Ces billettes sont réchauffées jusqu'au jaune très brillant (750 à 800°) dans un four alimenté au propane depuis 1987. On a utilisé préalablement le charbon, le chauffeur responsable était le Maître du Feu, puis, en 1964, le chauffage au fuel mit fin à cette belle fonction.

Une fois en température, elles sont dirigées vers le laminoir.


Le "laminoir", nous touchons là le cœur de l'entreprise. Construit en 1901, c'est sans doute l'un des derniers petits laminoirs de la fin du XIX, début du XX siècle encore en activité en Europe.
Qu'est-ce qu'un laminoir? En simplifiant à l'extrème, on peut dire qu'il s'agit d'un mur de galets en acier très dur, de part et d'autre duquel des ouvriers introduisent la billette incandescente qui de galets en galets plus petits les uns que les autres déforment la matière jusqu'à obtenir le profilé désiré, dans la forme et la dimension.


C'est la technique du laminage à la pince.

Le laminoir est disposé perpendiculairement à l'atelier.

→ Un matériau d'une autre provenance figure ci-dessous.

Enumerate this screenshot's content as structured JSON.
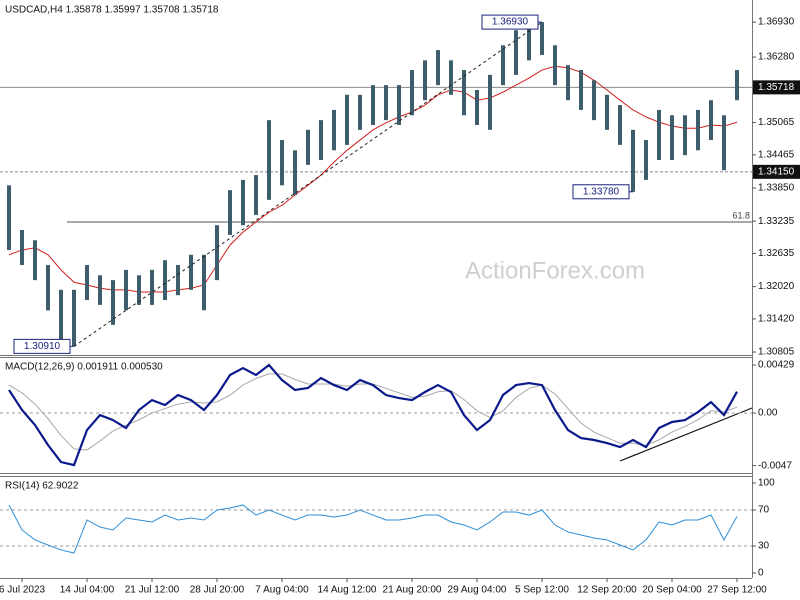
{
  "chart_data": [
    {
      "type": "range-bar",
      "title": "USDCAD,H4 1.35878 1.35997 1.35708 1.35718",
      "watermark": "ActionForex.com",
      "categories": [
        null,
        "6 Jul 2023",
        null,
        null,
        null,
        null,
        "14 Jul 04:00",
        null,
        null,
        null,
        null,
        "21 Jul 12:00",
        null,
        null,
        null,
        null,
        "28 Jul 20:00",
        null,
        null,
        null,
        null,
        "7 Aug 04:00",
        null,
        null,
        null,
        null,
        "14 Aug 12:00",
        null,
        null,
        null,
        null,
        "21 Aug 20:00",
        null,
        null,
        null,
        null,
        "29 Aug 04:00",
        null,
        null,
        null,
        null,
        "5 Sep 12:00",
        null,
        null,
        null,
        null,
        "12 Sep 20:00",
        null,
        null,
        null,
        null,
        "20 Sep 04:00",
        null,
        null,
        null,
        null,
        "27 Sep 12:00"
      ],
      "high": [
        1.339,
        1.3307,
        1.3288,
        1.3242,
        1.3196,
        1.3196,
        1.3242,
        1.3223,
        1.3214,
        1.3233,
        1.3223,
        1.3233,
        1.3251,
        1.3242,
        1.3261,
        1.3261,
        1.3316,
        1.3381,
        1.34,
        1.3409,
        1.3511,
        1.3474,
        1.3455,
        1.3493,
        1.3511,
        1.353,
        1.3558,
        1.3558,
        1.3576,
        1.3576,
        1.3576,
        1.3604,
        1.3622,
        1.3641,
        1.3622,
        1.3604,
        1.3567,
        1.3595,
        1.365,
        1.3678,
        1.3687,
        1.3693,
        1.365,
        1.3613,
        1.3604,
        1.3585,
        1.3558,
        1.3539,
        1.3493,
        1.3474,
        1.353,
        1.352,
        1.352,
        1.353,
        1.3548,
        1.352,
        1.3604
      ],
      "low": [
        1.327,
        1.3242,
        1.3214,
        1.3158,
        1.3103,
        1.3091,
        1.3177,
        1.3168,
        1.3131,
        1.3158,
        1.3168,
        1.3168,
        1.3177,
        1.3186,
        1.3196,
        1.3158,
        1.3214,
        1.3298,
        1.3316,
        1.3335,
        1.3363,
        1.339,
        1.3372,
        1.3428,
        1.3437,
        1.3455,
        1.3465,
        1.3493,
        1.3502,
        1.3511,
        1.3502,
        1.352,
        1.3548,
        1.3576,
        1.3558,
        1.352,
        1.3502,
        1.3493,
        1.3576,
        1.3595,
        1.3622,
        1.3632,
        1.3576,
        1.3548,
        1.353,
        1.3511,
        1.3493,
        1.3465,
        1.3378,
        1.34,
        1.3437,
        1.3437,
        1.3446,
        1.3455,
        1.3474,
        1.3418,
        1.3548
      ],
      "color": "#3e5d6b",
      "ma": {
        "color": "#d21f1f",
        "values": [
          1.3261,
          1.327,
          1.3274,
          1.3261,
          1.3233,
          1.321,
          1.3205,
          1.3199,
          1.3196,
          1.3196,
          1.3192,
          1.3192,
          1.3192,
          1.3196,
          1.3199,
          1.3205,
          1.3242,
          1.3279,
          1.3303,
          1.3322,
          1.334,
          1.3353,
          1.3372,
          1.339,
          1.3409,
          1.3433,
          1.3455,
          1.3474,
          1.3493,
          1.3506,
          1.3517,
          1.3526,
          1.3539,
          1.3558,
          1.3567,
          1.3563,
          1.3548,
          1.3552,
          1.3563,
          1.3576,
          1.3589,
          1.3604,
          1.3611,
          1.3608,
          1.36,
          1.3585,
          1.3567,
          1.3548,
          1.353,
          1.3517,
          1.3507,
          1.35,
          1.3496,
          1.3496,
          1.3502,
          1.35,
          1.3507
        ]
      },
      "ylim": [
        1.3075,
        1.3734
      ],
      "yticks": [
        {
          "value": 1.3693,
          "label": "1.36930"
        },
        {
          "value": 1.3628,
          "label": "1.36280"
        },
        {
          "value": 1.35065,
          "label": "1.35065"
        },
        {
          "value": 1.34465,
          "label": "1.34465"
        },
        {
          "value": 1.3385,
          "label": "1.33850"
        },
        {
          "value": 1.33235,
          "label": "1.33235"
        },
        {
          "value": 1.32635,
          "label": "1.32635"
        },
        {
          "value": 1.3202,
          "label": "1.32020"
        },
        {
          "value": 1.3142,
          "label": "1.31420"
        },
        {
          "value": 1.30805,
          "label": "1.30805"
        }
      ],
      "levels": [
        {
          "value": 1.35718,
          "label": "1.35718",
          "line": "solid"
        },
        {
          "value": 1.3415,
          "label": "1.34150",
          "line": "dashed"
        }
      ],
      "fib": {
        "value": 1.3322,
        "label": "61.8"
      },
      "callouts": [
        {
          "value": 1.3693,
          "label": "1.36930"
        },
        {
          "value": 1.3378,
          "label": "1.33780"
        },
        {
          "value": 1.3091,
          "label": "1.30910"
        }
      ]
    },
    {
      "type": "line",
      "title": "MACD(12,26,9) 0.001911 0.000530",
      "series": [
        {
          "color": "#0a1a8c",
          "values": [
            0.00206,
            0.00027,
            -0.00107,
            -0.00286,
            -0.00438,
            -0.00465,
            -0.00152,
            -0.00018,
            -0.00063,
            -0.00134,
            0.00027,
            0.00116,
            0.00072,
            0.00161,
            0.00116,
            0.00027,
            0.00161,
            0.0034,
            0.00402,
            0.0034,
            0.00429,
            0.00295,
            0.00206,
            0.00224,
            0.00313,
            0.0025,
            0.00206,
            0.00295,
            0.0025,
            0.00161,
            0.00134,
            0.00116,
            0.00188,
            0.0025,
            0.00188,
            -0.00018,
            -0.00152,
            -0.00063,
            0.00161,
            0.0025,
            0.00268,
            0.0025,
            0.00027,
            -0.00152,
            -0.00224,
            -0.00241,
            -0.00268,
            -0.00304,
            -0.00241,
            -0.00304,
            -0.00134,
            -0.0008,
            -0.00063,
            9e-05,
            0.00098,
            -0.00018,
            0.00191
          ]
        },
        {
          "color": "#a8a8a8",
          "values": [
            0.0025,
            0.0018,
            0.0008,
            -0.0005,
            -0.002,
            -0.0032,
            -0.0033,
            -0.0025,
            -0.0016,
            -0.0011,
            -0.0006,
            0,
            0.0004,
            0.0008,
            0.001,
            0.0009,
            0.001,
            0.0016,
            0.0025,
            0.0031,
            0.0035,
            0.0035,
            0.003,
            0.0026,
            0.0026,
            0.0026,
            0.0024,
            0.0026,
            0.0026,
            0.0022,
            0.0018,
            0.0014,
            0.0015,
            0.0019,
            0.002,
            0.0012,
            0.0002,
            -0.0004,
            0.0002,
            0.0014,
            0.0022,
            0.0025,
            0.0017,
            0.0004,
            -0.0009,
            -0.0017,
            -0.0022,
            -0.0027,
            -0.0027,
            -0.0029,
            -0.0024,
            -0.0017,
            -0.0012,
            -0.0006,
            0.0002,
            0.0001,
            0.00053
          ]
        }
      ],
      "ylim": [
        -0.00536,
        0.00492
      ],
      "yticks": [
        0.00429,
        {
          "value": 0,
          "label": "0.00"
        },
        -0.0047
      ],
      "levels": [
        0
      ]
    },
    {
      "type": "line",
      "title": "RSI(14) 62.9022",
      "series": [
        {
          "color": "#2f8fd8",
          "values": [
            75.6,
            47.8,
            36.7,
            31.1,
            25.6,
            22.2,
            58.9,
            51.1,
            47.8,
            61.1,
            58.9,
            56.7,
            64.4,
            58.9,
            61.1,
            58.9,
            70,
            72.2,
            75.6,
            64.4,
            70,
            64.4,
            58.9,
            64.4,
            64.4,
            62.2,
            64.4,
            70,
            64.4,
            58.9,
            58.9,
            61.1,
            64.4,
            64.4,
            56.7,
            53.3,
            47.8,
            56.7,
            67.8,
            67.8,
            64.4,
            70,
            53.3,
            45.6,
            42.2,
            38.9,
            36.7,
            31.1,
            25.6,
            36.7,
            56.7,
            53.3,
            58.9,
            58.9,
            64.4,
            36.7,
            62.9
          ]
        }
      ],
      "ylim": [
        -5.6,
        106.7
      ],
      "yticks": [
        100,
        70,
        30,
        0
      ],
      "levels": [
        30,
        70
      ]
    }
  ]
}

La billette arrive du four dans la goulotte à droite de l'image, elle est saisie par un ouvrier qui l'insère dans le premier jeu de galets,

de l'autre côté du laminoir un second ouvrier attend le métal

et le retourne immédiatement à l'envoyeur,

et ainsi de suite à travers des ouvertures de plus en plus petites et calibrées.





et enfin, le profil obtenu atteint sa dernière passe.




Pendant le laminage, un échantillon est prélevé.

Le chef d'atelier le mesure et s'assure de sa conformité au plan. Il s'agit là d'une ébauche de clef pour Vachette.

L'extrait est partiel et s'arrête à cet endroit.